That was uncharacteristic of Liverpool. Not that they were poor or outplayed; but sitting on one-goal lead for most part of the game and scoring a late winning goal, again, bring the attitude of Klopp’s men into focus.
The job was barely done at halftime, thanks to a superb header by Daniel Sturridge from a perfect Robertson’s cross and the energetic James Millner who stepped up to double the advantage from the penalty spot after Benart clumsily challenged Georgino Wijnaldum.
Even after a swift response by Thomas Munier for PSG five minutes before halftime, Liverpool held the advantage and from the backdrop of an end-to-end first-half display, everyone had to readjust their seat for a more pulsating second half, especially from the Reds. It didn’t matter the opponent was PSG, Anfield has hosted more delirious opponents and they didn’t get close.
It wasn’t going to come that way, rather than show hunger and finish off what they started, as usual, Jurgen Klopp’s men looked comfortable with the 2-1 lead and when everything suddenly became dark, they one-eyed Roberto Firminho scored the match-winner for the Reds with a blinding finish.
Every ball that didn’t get into the back of the net before the breakthrough could and would be pardoned. But if Mbappe’s goal was the last of the game, the inability of Sturridge, Salah and Mane to be more precise and decisive in front of goal won’t have been forgiven.
It won’t be worse than the Karius horror, but losing points in such group of death is a luxury the Reds cannot afford if they want to match their army into another Champions League final. This time, it would be harder to find any member of the front three culpable for holding the team back.
Perhaps, due to the lack of ruthlessness in Liverpool, the Parisians would have run away with a point. But by all means and the difference individual players made, it was a deserved win for the Reds. Thomas Tuchel might be right about the mental ability of his team but he was wrong about the scoreline.

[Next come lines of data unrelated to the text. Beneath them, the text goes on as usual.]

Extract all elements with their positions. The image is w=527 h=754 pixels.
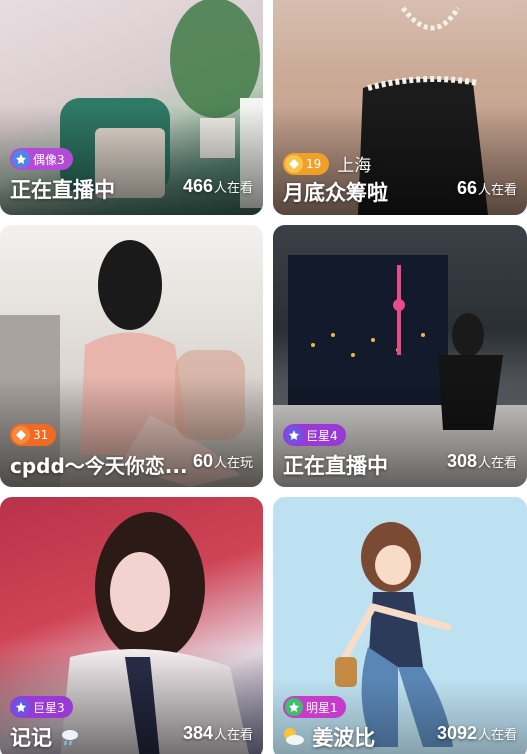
live-stream-grid: 偶像3 正在直播中 466 人在看 19 上海 月底众筹啦 66 人在看 31 … — [0, 0, 527, 754]
badge-label: 明星1 — [306, 700, 338, 715]
stream-card-2[interactable]: 19 上海 月底众筹啦 66 人在看 — [273, 0, 527, 215]
badge-label: 巨星3 — [33, 700, 65, 715]
anchor-level-badge: 巨星3 — [10, 696, 73, 718]
anchor-level-badge: 巨星4 — [283, 424, 346, 446]
badge-label: 19 — [306, 156, 322, 171]
anchor-level-badge: 明星1 — [283, 696, 346, 718]
viewer-count: 3092 人在看 — [436, 723, 517, 743]
level-icon — [12, 426, 30, 444]
stream-card-3[interactable]: 31 cpdd～今天你恋... 60 人在玩 — [0, 225, 263, 487]
stream-title: 正在直播中 — [283, 454, 388, 478]
stream-title: 记记 — [10, 722, 81, 753]
stream-card-4[interactable]: 巨星4 正在直播中 308 人在看 — [273, 225, 527, 487]
anchor-level-badge: 偶像3 — [10, 148, 73, 170]
stream-title: 月底众筹啦 — [283, 181, 388, 205]
stream-card-1[interactable]: 偶像3 正在直播中 466 人在看 — [0, 0, 263, 215]
stream-title-text: 姜波比 — [312, 726, 376, 750]
anchor-level-badge: 31 — [10, 424, 57, 446]
star-icon — [285, 698, 303, 716]
badge-label: 31 — [33, 428, 49, 442]
anchor-level-badge: 19 — [283, 152, 330, 175]
stream-card-5[interactable]: 巨星3 记记 384 人在看 — [0, 497, 263, 754]
superstar-icon — [12, 698, 30, 716]
stream-title: 正在直播中 — [10, 178, 115, 202]
badge-label: 偶像3 — [33, 152, 65, 167]
stream-title: cpdd～今天你恋... — [10, 454, 188, 478]
stream-title-text: 记记 — [10, 726, 52, 750]
sun-cloud-icon — [281, 726, 305, 753]
stream-card-6[interactable]: 明星1 姜波比 3092 人在看 — [273, 497, 527, 754]
viewer-count: 466 人在看 — [182, 176, 253, 196]
level-icon — [285, 154, 303, 173]
superstar-icon — [285, 426, 303, 444]
viewer-count: 60 人在玩 — [192, 451, 253, 471]
stream-title: 姜波比 — [281, 722, 375, 753]
idol-icon — [12, 150, 30, 168]
location-label: 上海 — [337, 156, 372, 176]
viewer-count: 308 人在看 — [446, 451, 517, 471]
viewer-count: 384 人在看 — [182, 723, 253, 743]
viewer-count: 66 人在看 — [456, 178, 517, 198]
cloud-rain-icon — [59, 726, 81, 753]
badge-label: 巨星4 — [306, 428, 338, 443]
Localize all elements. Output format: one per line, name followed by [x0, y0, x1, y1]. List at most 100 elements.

“Maybe the score didn’t tell the story of the game. We had a chance with Draxler to win the game. The result is not logical or correct. We played with a lot of bravery and mental strength.” the former Dortmund coach said at the post-match interview.
One thing was clear from the onset, the game won’t be left to the front three on either side to decide, even though it was dubbed their battle; and that’s where Liverpool made the difference. Evidently, only two of them (Mbappe and Firminho) were able to register their names on the score sheet in a game that produced five goals.
Stating the obvious is saying the impacts of Milner/Di Maria, Neymar/Mane, Sturridge/Cavani, Wijnadum/Marquios were contrasting. Collectively, Liverpool also had much to do than their opponents.
James Milner, at 32 isn’t showing any sign of slowing down as he stood out for the Reds. The Englishman, as usual, offered much in attack and defence for Liverpool and made no mistake when he was trusted with penalty duties again.
Besides, the inclusion of Daniel Sturridge in place of Firminho in the starting line up showed how much the German can bank on the striker during busy schedules.
From their daunting pack of fixtures in September, it’s two out of two with three more to come for the Reds.
By and large, they have taken the first step towards barring last year’s nightmare in Kiev.